Keep in mind that conversational speech is approximately 60-65 dB, and the threshold of pain is considered to be 140 dB.
According to Dr. William Clark, Ph.D. senior research scientist in charge of the NOISE LABORATORY at the Central Institute for the Deaf in St. Louis, the damage caused by one shot from a .357 magnum pistol, which can expose a shooter to 165 dB for 2msec, is equivalent to over 40 hours in a noisy workplace.
Dr. Krammer, Ph.D., Ball State University, Muncie, Indiana has documented the following pressure levels.
Table 1. SHOTGUN NOISE DATA (DECIBEL AVERAGES)
|.410 Bore||28" barrel||150dB|
|18 1/2" barrel||156.30dB|
|20 Gauge||28" barrel||152.50dB|
|12 Gauge||28" barrel||151.50dB|
|18 1/2" barrel||161.50dB|
Dr. Krammer continues to say that shotgun noise averaged slightly more that 150dB. This is approximately 14dB beyond the threshold of pain, and more than sufficient to cause acoustic trauma.
Table 2. CENTERFIRE RIFLE DATA
|.223, 55GR. Commercial load 18 1/2" barrel||155.5dB|
|.243 in 22" barrel||155.9dB|
|.30-30 in 20" barrel||156.0dB|
|7mm Magnum in 20" barrel||157.5dB|
|.308 in 24" barrel||156.2dB|
|.30-06 in 24" barrel||158.5dB|
|.30-06 in 18 1/2" barrel||163.2dB|
Krammer adds that sound pressure levels for the various pistols and ammunition tested yielded an average mean of 157.5 dB, which is greater than those previously shown for shotgun and rifle noise levels.
There was also a greater range, from 152.4dB to 164.5dB, representing 12 dB difference, or more than 10 time as much acoustic energy for the top end of the pistol spectrum. It should be noticed that this figure of 164.5 dB approaches the practical limit of impulse noise measurement capability inherent in most modern sound level meters.

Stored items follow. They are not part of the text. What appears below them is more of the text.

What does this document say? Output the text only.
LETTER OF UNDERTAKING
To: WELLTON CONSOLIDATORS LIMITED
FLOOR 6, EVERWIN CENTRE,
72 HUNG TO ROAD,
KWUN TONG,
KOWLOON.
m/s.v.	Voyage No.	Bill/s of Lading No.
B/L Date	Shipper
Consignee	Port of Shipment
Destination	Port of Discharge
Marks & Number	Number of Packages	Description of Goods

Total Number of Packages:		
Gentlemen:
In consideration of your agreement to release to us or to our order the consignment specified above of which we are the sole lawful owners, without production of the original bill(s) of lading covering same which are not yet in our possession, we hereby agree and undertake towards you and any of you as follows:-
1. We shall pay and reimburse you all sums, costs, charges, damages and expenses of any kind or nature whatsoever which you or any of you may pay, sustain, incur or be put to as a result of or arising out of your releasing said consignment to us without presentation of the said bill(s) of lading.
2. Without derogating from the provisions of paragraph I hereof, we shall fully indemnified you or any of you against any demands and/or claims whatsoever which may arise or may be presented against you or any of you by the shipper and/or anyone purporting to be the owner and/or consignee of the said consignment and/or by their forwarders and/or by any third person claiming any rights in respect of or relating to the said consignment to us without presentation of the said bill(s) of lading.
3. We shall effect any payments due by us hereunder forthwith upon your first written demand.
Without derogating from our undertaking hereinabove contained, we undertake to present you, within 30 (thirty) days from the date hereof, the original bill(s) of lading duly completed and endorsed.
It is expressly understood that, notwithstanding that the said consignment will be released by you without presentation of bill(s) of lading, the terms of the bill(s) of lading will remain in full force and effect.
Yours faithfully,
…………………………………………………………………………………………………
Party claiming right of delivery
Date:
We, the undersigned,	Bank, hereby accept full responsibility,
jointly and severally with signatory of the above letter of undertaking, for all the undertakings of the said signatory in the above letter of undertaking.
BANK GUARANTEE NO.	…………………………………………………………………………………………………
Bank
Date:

Table 3. CENTERFIRE PISTOL DATA
|.25 ACP||155.0 dB|
|.32 LONG||152.4 dB|
|.32 ACP||153.5 dB|
|.38 S&W||153.5 dB|
|.38 Spl||156.3 dB|
|.357 Magnum||164.3 dB|
|.41 Magnum||163.2 dB|
|.44 Spl||155.9 dB|
|.45 ACP||157.0 dB|
|.45 COLT||154.7 dB|
The above averages are for all types of ammunition used in these firearms, and should be considered fairly representative. No wonder we hear numerous reports about hearing loss as a result of firearms including acoustic traumas that take hearing completely as a result of one shot. Imagine what the noise levels must be when we incorporate muzzle brakes or porting into firearms, or have a gun explode near the ear due to malfunction.
OUR WARNING IS SIMPLE AND IS IN THE BEST INTERESTS OF EACH SHOOTER. AS THE SOUND PRESSURES INCREASE, SO DOES THE RISK OF PERMANENT HEARING LOSS.

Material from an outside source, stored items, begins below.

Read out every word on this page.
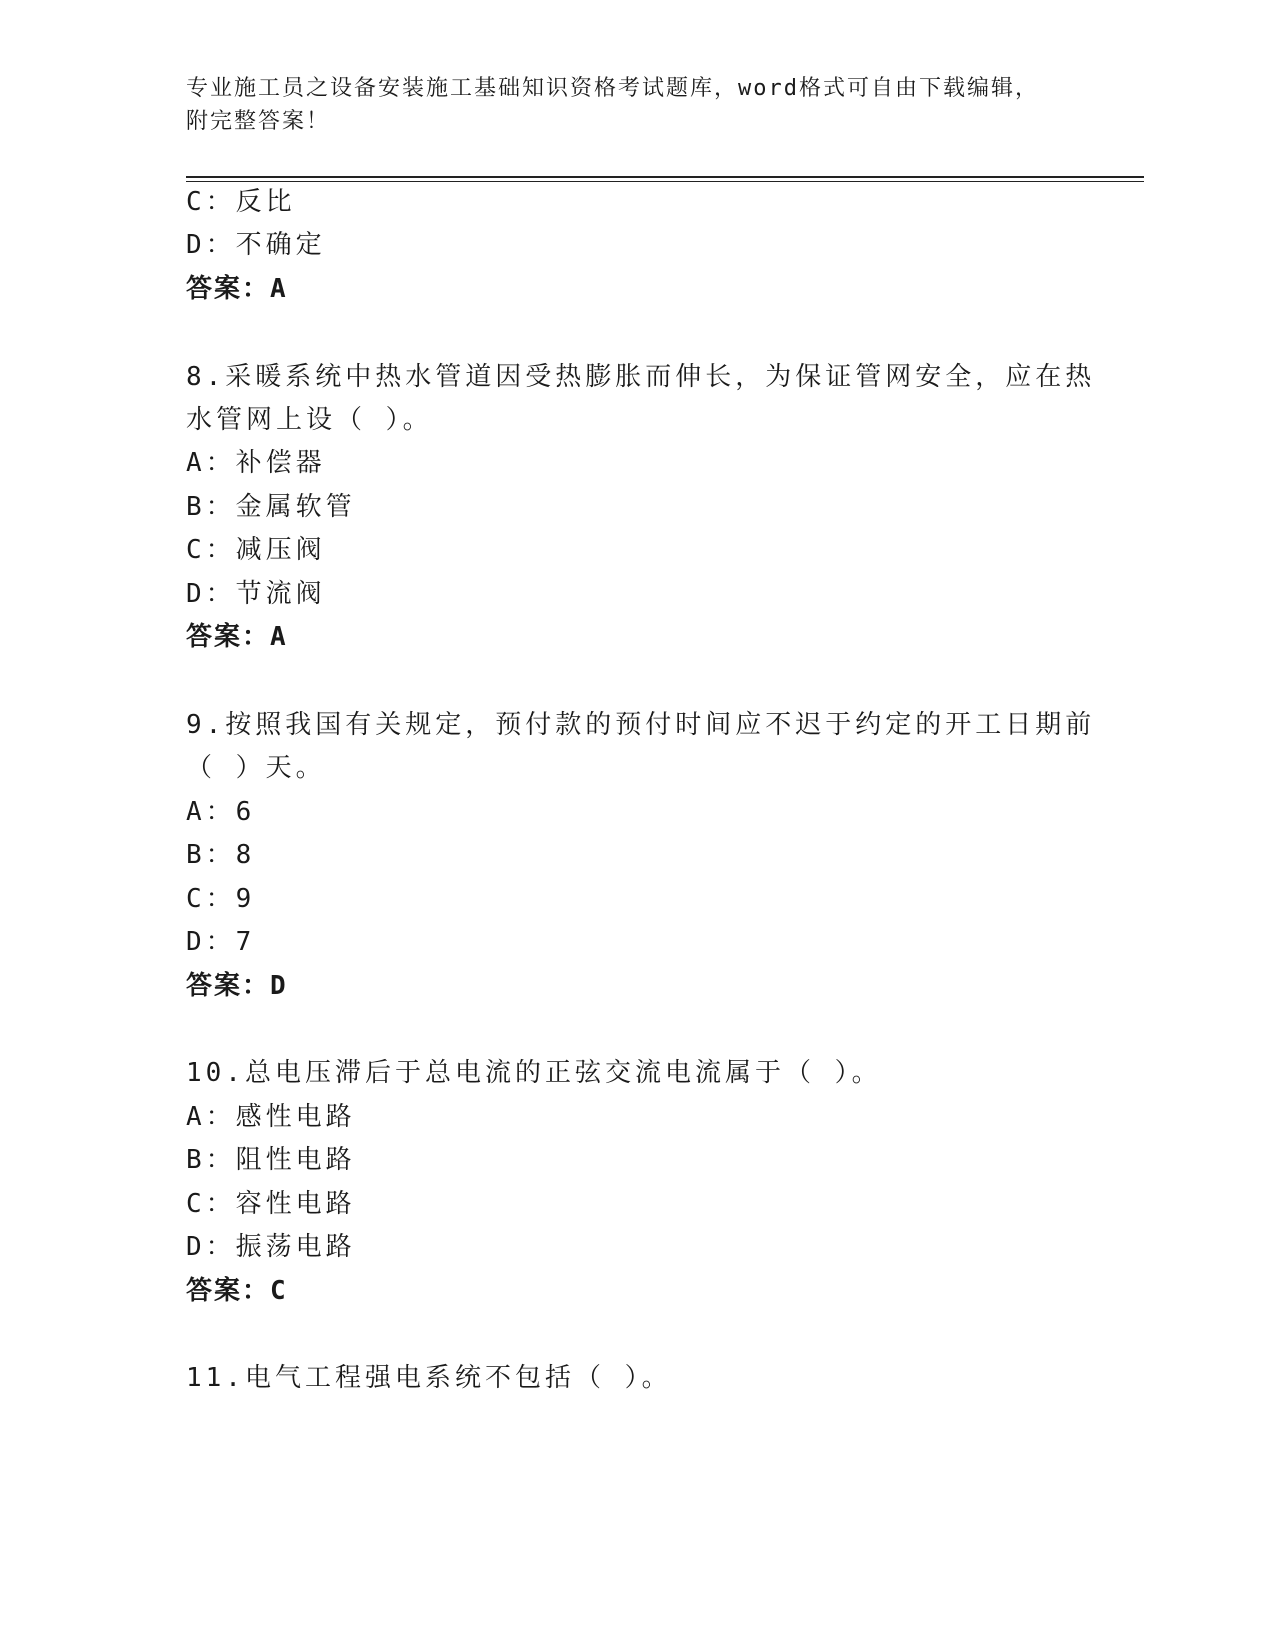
专业施工员之设备安装施工基础知识资格考试题库，word格式可自由下载编辑，
附完整答案！
C：反比
D：不确定
答案：A
8.采暖系统中热水管道因受热膨胀而伸长，为保证管网安全，应在热
水管网上设（ ）。
A：补偿器
B：金属软管
C：减压阀
D：节流阀
答案：A
9.按照我国有关规定，预付款的预付时间应不迟于约定的开工日期前
（ ）天。
A：6
B：8
C：9
D：7
答案：D
10.总电压滞后于总电流的正弦交流电流属于（ ）。
A：感性电路
B：阻性电路
C：容性电路
D：振荡电路
答案：C
11.电气工程强电系统不包括（ ）。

IF YOU INCORPORATE A PROCEDURE INTO YOUR SHOOTING THAT INCREASES THE SOUND LEVEL, YOU ALSO INCREASE THE RISK OF HEARING LOSS TO YOURSELF AND POSSIBLY THOSE WHO STAND NEAR YOU. BE SURE TO USE ADEQUATE EAR PROTECTION WHEN USING A FIREARM AND BE CAREFUL OF THOSE NEARBY.
LAWSUITS HAVE ALREADY BEEN RECOGNIZED FOR GUNFIRE NOISE THAT HAS RESULTED IN HEARING LOSS.
ALWAYS CONSULT A PROFESSIONAL AUDIOLOGIST, OTOLOGIST, OR OTOLARYNGOLOGIST WITH YOUR HEARING PROBLEMS.
Hearing loss is not fun and can be prevented.